Supervisor: BUZÁS, Péter
Co-supervisor: Dr. KÓBOR, Péter
This project concerns the biological basis of colour vision. We have recently discovered a cell population in the lateral geniculate nucleus of the cat thalamus, which represents an ancient form of the blue-yellow colour opponent visual pathway also found in humans. In this project, we try to follow this pathway towards the retina as well as the visual cortex using electrophysiological, tract tracing and immunocitochemical methods. Our research aims at a better understanding of the evolutionary basis and cortical mechanisms of human colour vision.
Supervisor: KÓBOR, Péter
Co-supervisor: Dr. BUZÁS, Péter
In this research, we examine the impact of cortical feedback on the lateral geniculate nucleus (LGN, i.e. the relay nucleus of the visual pathway) in awake, freely moving cats.

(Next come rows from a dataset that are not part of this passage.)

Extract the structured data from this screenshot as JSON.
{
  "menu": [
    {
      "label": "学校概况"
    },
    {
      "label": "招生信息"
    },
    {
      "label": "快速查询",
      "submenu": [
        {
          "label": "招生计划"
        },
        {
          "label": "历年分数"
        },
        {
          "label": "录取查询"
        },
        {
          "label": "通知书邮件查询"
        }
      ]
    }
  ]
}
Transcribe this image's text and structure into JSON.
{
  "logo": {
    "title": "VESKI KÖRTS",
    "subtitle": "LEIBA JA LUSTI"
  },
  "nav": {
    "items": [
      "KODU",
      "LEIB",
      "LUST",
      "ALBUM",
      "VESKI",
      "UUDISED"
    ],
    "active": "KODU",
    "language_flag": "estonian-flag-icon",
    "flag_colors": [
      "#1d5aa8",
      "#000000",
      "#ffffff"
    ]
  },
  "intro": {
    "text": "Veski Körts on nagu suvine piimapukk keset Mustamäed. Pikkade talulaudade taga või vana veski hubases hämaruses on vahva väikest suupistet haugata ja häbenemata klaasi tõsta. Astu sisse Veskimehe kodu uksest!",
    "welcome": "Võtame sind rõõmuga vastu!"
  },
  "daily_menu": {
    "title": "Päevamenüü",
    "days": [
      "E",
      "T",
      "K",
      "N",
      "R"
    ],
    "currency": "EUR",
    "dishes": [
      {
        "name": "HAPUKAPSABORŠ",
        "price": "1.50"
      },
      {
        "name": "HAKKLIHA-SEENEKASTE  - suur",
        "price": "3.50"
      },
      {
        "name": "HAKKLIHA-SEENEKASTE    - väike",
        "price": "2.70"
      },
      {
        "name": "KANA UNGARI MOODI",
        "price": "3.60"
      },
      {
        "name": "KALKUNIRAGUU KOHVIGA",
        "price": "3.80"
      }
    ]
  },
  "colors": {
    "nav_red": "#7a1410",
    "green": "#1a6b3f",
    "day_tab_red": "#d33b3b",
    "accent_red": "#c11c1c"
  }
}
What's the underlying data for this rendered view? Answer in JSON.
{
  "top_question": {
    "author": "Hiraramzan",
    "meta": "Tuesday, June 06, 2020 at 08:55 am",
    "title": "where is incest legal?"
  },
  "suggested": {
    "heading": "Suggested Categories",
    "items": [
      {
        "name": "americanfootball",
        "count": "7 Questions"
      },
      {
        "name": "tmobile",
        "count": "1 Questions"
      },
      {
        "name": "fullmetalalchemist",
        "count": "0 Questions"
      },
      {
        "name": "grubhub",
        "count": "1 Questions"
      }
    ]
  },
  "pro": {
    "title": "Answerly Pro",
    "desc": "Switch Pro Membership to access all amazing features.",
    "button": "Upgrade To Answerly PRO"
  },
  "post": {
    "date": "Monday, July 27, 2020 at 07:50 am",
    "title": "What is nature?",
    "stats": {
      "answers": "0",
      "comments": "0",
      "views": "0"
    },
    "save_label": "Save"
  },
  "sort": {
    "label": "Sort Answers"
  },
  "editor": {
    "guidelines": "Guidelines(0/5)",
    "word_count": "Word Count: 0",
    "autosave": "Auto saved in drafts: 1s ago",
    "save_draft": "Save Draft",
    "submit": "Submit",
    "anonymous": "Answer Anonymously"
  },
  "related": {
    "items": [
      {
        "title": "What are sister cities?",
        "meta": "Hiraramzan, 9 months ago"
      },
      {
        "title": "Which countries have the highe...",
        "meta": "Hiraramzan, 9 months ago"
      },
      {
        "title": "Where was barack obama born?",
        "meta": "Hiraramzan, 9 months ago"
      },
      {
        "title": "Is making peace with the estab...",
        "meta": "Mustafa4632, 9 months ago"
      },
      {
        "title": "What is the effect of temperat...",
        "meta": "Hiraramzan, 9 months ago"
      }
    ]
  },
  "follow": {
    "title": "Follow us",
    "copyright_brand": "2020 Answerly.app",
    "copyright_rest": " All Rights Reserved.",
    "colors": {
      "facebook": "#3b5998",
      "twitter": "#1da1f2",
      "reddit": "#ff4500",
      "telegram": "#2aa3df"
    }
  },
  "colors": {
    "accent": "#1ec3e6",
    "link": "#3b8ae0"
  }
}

Surprisingly, LGN receives more synaptic input from cortical neurones than from retinal afferents. Despite this downstream dominance, LGN has been thought to be a simple relay station for a long time, and the role of the corticogeniculate feedback in visual processing is still poorly understood. Earlier, our research group described thalamic neurones from the cat LGN. Now, we would like to study how the feedback coming from the visual cortex can modulate the activity of cells in the LGN and if this effect is different among the cell types. In our laboratory, students will have the opportunity to study trained, behaving cats using telemetric (wireless) electrophysiology, and they can learn how to analyse data from EEG and single unit recording. Our research will contribute to understand the corticogeniculate feedback better.